Vintage White Sewing Machine plus Gallery Wall2

Back to the curtains. I made these as part of this office makeover that I did for a 5 x 10 foot section of my bedroom. I decided to make the curtains when I fell in love with this happy yellow chevron print fabric. But I had never made curtains before. So it was a little daunting, to say the least.

When I started, I was most afraid of the actual sewing part, since that was way outside my comfort zone. But now I realize the early decisions were harder than the sewing, ironically. You are trying to walk that zen (and very fine) line between being detailed enough in your prep and planning that you don’t botch the job, but not so perfectionistic that you never get off square one.

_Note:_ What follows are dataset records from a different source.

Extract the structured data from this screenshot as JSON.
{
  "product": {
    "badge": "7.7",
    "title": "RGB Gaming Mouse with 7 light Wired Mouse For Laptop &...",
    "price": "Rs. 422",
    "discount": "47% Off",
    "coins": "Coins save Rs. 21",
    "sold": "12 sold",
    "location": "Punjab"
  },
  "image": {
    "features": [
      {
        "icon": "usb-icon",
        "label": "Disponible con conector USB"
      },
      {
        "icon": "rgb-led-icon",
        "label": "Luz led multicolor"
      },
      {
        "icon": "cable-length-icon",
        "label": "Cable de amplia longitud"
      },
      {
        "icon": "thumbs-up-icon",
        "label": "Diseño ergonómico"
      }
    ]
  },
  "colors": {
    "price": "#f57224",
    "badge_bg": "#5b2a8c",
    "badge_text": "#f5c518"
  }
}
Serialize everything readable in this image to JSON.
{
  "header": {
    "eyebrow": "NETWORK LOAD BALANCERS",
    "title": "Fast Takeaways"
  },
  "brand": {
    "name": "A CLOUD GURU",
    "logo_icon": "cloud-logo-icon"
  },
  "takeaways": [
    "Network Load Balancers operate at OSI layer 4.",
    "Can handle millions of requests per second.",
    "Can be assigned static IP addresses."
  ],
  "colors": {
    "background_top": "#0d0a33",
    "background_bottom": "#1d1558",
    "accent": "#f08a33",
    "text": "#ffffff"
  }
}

Looking back, there were A LOT of steps to making these curtains. None of them was impossible by any means, but at the beginning, when I was thinking about them all at once, the whole thing quickly got overwhelming. So today I’m tackling each step one at a time. It turns out I have quite a bit to say about this topic, so you might want to pour a cup of tea.

Fiddleleaf Fig

Choose the Fabric

Different types of fabrics give off a different type of energy, or feeling, or vibe in the room (couldn’t seem to think of a non-flaky-sounding word there, sorry). Cotton is more informal, everyday, accessible. Velvet is more sophisticated, but it’s also warm and cozy. Sheer fabrics are cooler and casual and carefree. Linens and other natural fabrics like burlap can have a nubby, earthy texture that adds another layer of depth to a room. Silk of course has a formal, dressy appearance.

Remember three things when choosing the type of fabric: 1) What type of fabric do you naturally gravitate towards? This is the most important question to ask. 2) Is your room particularly hot or cold? If so, take this into consideration. (My dining room is the coldest room in our house, so I chose velvet curtains for that room. If I had used a sheer fabric instead, those curtains would never give me the warm and fuzzy feeling my thick velvet curtains do.) 3) Remember that you can layer. So if your heart is set on sheers but your room is freezing, use them in conjunction with another fabric on top.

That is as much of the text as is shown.